I know AWS API Gateway main purpose is to be a gateway to REST APIs, but can we also use it as a proxy to an entire website?
The good option can be to use CloudFront as a reverse proxy, you can use Viewer/Origin response request to trigger lambda and fetch the resource from S3.
https://docs.aws.amazon.com/AmazonCloudFront/latest/DeveloperGuide/lambda-examples.html
https://aws.amazon.com/blogs/networking-and-content-delivery/amazon-s3-amazon-cloudfront-a-match-made-in-the-cloud/
It is possible to use API Gateway as a reverse proxy for a S3 website.
I was able to do that following steps below:
In AWS API Gateway, create a "proxy resource" with resource path = "{proxy+}"
Go to AWS Certificate Manager and request a wildcard certificate for your website (*.mywebsite.com)
AWS will tell you to create a CNAME record in you domain registrar, to verify that you own that domain
After your certificate is validated, go to AWS API Gateway and create a Custom Domain Name (click on "Custom Domain Names" and then "Create Custom Domain Name"). In "domain name" type your domain (www.mywebsite.com) and select the ACM Certificate that you just created (step 1 above). Create a "Base Path Mapping" with path = "/" and in "destination" select your API and stage.

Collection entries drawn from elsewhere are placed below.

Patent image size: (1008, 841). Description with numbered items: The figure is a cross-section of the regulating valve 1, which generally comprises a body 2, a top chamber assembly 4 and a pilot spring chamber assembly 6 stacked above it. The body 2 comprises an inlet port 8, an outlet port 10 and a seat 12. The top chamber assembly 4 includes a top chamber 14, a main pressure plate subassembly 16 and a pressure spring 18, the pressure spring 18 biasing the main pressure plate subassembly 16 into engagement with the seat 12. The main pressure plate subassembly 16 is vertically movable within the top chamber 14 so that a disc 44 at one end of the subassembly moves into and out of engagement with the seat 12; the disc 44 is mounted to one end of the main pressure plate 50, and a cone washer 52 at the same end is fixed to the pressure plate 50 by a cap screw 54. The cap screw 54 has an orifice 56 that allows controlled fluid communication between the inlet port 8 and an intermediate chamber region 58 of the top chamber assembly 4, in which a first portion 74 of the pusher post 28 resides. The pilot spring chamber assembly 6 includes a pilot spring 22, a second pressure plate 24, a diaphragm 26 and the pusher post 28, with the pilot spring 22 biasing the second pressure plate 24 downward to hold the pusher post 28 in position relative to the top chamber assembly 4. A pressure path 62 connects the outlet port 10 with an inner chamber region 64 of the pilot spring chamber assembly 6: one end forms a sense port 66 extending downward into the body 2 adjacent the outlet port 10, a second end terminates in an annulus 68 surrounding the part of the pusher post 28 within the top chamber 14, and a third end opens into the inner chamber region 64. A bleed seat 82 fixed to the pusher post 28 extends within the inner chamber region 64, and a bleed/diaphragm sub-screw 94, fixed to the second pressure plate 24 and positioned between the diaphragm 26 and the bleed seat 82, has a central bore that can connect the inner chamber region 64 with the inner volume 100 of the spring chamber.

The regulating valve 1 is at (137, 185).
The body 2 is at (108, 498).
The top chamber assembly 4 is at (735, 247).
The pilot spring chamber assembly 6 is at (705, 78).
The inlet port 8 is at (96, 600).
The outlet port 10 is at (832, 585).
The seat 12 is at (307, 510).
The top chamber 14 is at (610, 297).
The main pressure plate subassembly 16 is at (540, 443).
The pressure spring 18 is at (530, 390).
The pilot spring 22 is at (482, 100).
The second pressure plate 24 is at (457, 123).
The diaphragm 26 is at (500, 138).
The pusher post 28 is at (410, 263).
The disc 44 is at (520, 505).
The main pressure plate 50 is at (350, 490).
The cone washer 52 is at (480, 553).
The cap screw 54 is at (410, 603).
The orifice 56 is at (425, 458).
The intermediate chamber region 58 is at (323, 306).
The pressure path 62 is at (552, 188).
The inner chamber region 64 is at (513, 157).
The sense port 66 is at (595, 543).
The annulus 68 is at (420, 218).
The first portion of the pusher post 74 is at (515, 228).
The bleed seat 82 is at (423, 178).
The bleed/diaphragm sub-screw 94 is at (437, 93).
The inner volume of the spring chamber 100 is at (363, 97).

After that, you will need to add another CNAME record, with the CloudFront "Target Domain Name" that was generated for that Custom Domain Name.
In the Lambda, we can route the requests:
'use strict';
const AWS = require('aws-sdk');
const s3 = new AWS.S3();
const myBucket = 'myBucket';
exports.handler = async (event) => {
var responseBody = "";
if (event.path=="/") {
responseBody = "<h1>My Landing Page</h1>";
responseBody += "<a href='/xpto'>link to another page</a>";
return buildResponse(200, responseBody);
}
if (event.path=="/xpto") {
responseBody = "<h1>Another Page</h1>";
responseBody += "<a href='/'>home</a>";
return buildResponse(200, responseBody);
}
if (event.path=="/my-s3-resource") {
var params = {
Bucket: myBucket,
Key: 'path/to/my-s3-resource.html',
};
const data = await s3.getObject(params).promise();
return buildResponse(200, data.Body.toString('utf-8'));
}
return buildResponse(404, '404 Error');
};
function buildResponse(statusCode, responseBody) {
var response = {
"isBase64Encoded": false,
"statusCode": statusCode,
"headers": {
"Content-Type" : "text/html; charset=utf-8"
},
"body": responseBody,
};
return response;
}
A good bet would be to use CloudFront and Lambda#Edge.
Lambda#Edge allows you to run Lambda function in the edge location of the CloudFront CDN network.
CloudFront gives you the option to hook into various events during its lifecycle and apply logic.
This article looks like it might be describing something similar to what you're talking about.